While the facts of Padilla's harsh treatment (if accurate) favor the defense, existing legal precedents favor the government.

The 11th US Circuit Court of Appeals, which covers Miami, has been reluctant in the past to dismiss cases based on allegations of outrageous government conduct. Appeals court judges in the First, Sixth, and Seventh circuits have gone even further, declaring that the outrageous government conduct defense does not exist, according to the prosecutors' brief.

Defense lawyers began their argument in their brief not with a quote from a learned legal scholar but instead from philosopher Friedrich Nietzsche. "Whoever fights monsters should see to it that in the process he does not become a monster."

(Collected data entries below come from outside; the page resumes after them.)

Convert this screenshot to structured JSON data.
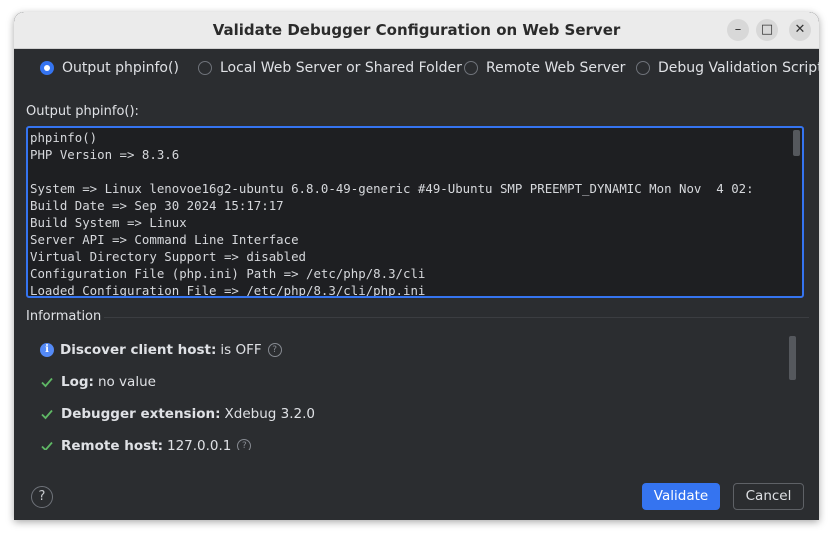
{
  "window": {
    "title": "Validate Debugger Configuration on Web Server",
    "minimize": "–",
    "maximize": "□",
    "close": "✕"
  },
  "options": [
    {
      "label": "Output phpinfo()",
      "selected": true
    },
    {
      "label": "Local Web Server or Shared Folder",
      "selected": false
    },
    {
      "label": "Remote Web Server",
      "selected": false
    },
    {
      "label": "Debug Validation Script",
      "selected": false
    }
  ],
  "output": {
    "label": "Output phpinfo():",
    "text": "phpinfo()\nPHP Version => 8.3.6\n\nSystem => Linux lenovoe16g2-ubuntu 6.8.0-49-generic #49-Ubuntu SMP PREEMPT_DYNAMIC Mon Nov  4 02:\nBuild Date => Sep 30 2024 15:17:17\nBuild System => Linux\nServer API => Command Line Interface\nVirtual Directory Support => disabled\nConfiguration File (php.ini) Path => /etc/php/8.3/cli\nLoaded Configuration File => /etc/php/8.3/cli/php.ini"
  },
  "information": {
    "label": "Information",
    "items": [
      {
        "icon": "info-icon",
        "key": "Discover client host:",
        "value": "is OFF",
        "help": true
      },
      {
        "icon": "check-icon",
        "key": "Log:",
        "value": "no value",
        "help": false
      },
      {
        "icon": "check-icon",
        "key": "Debugger extension:",
        "value": "Xdebug 3.2.0",
        "help": false
      },
      {
        "icon": "check-icon",
        "key": "Remote host:",
        "value": "127.0.0.1",
        "help": true
      }
    ]
  },
  "buttons": {
    "help": "?",
    "validate": "Validate",
    "cancel": "Cancel"
  },
  "colors": {
    "accent": "#3574f0",
    "check": "#5fb865",
    "background": "#2b2d30"
  }
}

Padilla's lawyers acknowledge that outrageous government conduct motions are rarely justified, and thus rarely granted. But they add: "The treatment of Mr. Padilla, a natural born citizen of the United States, is a blot on this nation's character, shameful in its disrespect for the rule of law, and should never be repeated."

Prosecutors say Padilla was lawfully detained by the military as an enemy combatant and that no information obtained during his interrogations will be used as evidence against him at his trial.

Analysts who closely follow the case say the torture allegation is a potential blockbuster. "I think the judge is going to take a real serious look at whether this case should go forward or not," says David Oscar Markus, president of the Miami Chapter of the Florida Association of Criminal Defense Lawyers. "This judge has shown that she is not just going to roll over for what the government says. She's already dismissed some counts in the indictment and she is looking at what they have done very seriously."

Mr. Markus says the lack of existing legal precedents supporting dismissal may not matter in the Padilla torture issue. "There is no precedent for something like this because nothing like this has ever happened before," he says.

How the issue plays out from here may depend on whether Padilla's lawyers are able to present evidence of Padilla's torture in court, Markus says. Medical records from the Navy brig where Padilla was held in South Carolina could offer independent and reliable evidence of abuse, if he was provided medical care as the government claims.

"Padilla's conditions of confinement were humane and designed to ensure his safety and security," the government's brief says. "While in the brig Padilla never reported any abusive treatment to the staff or medical personnel."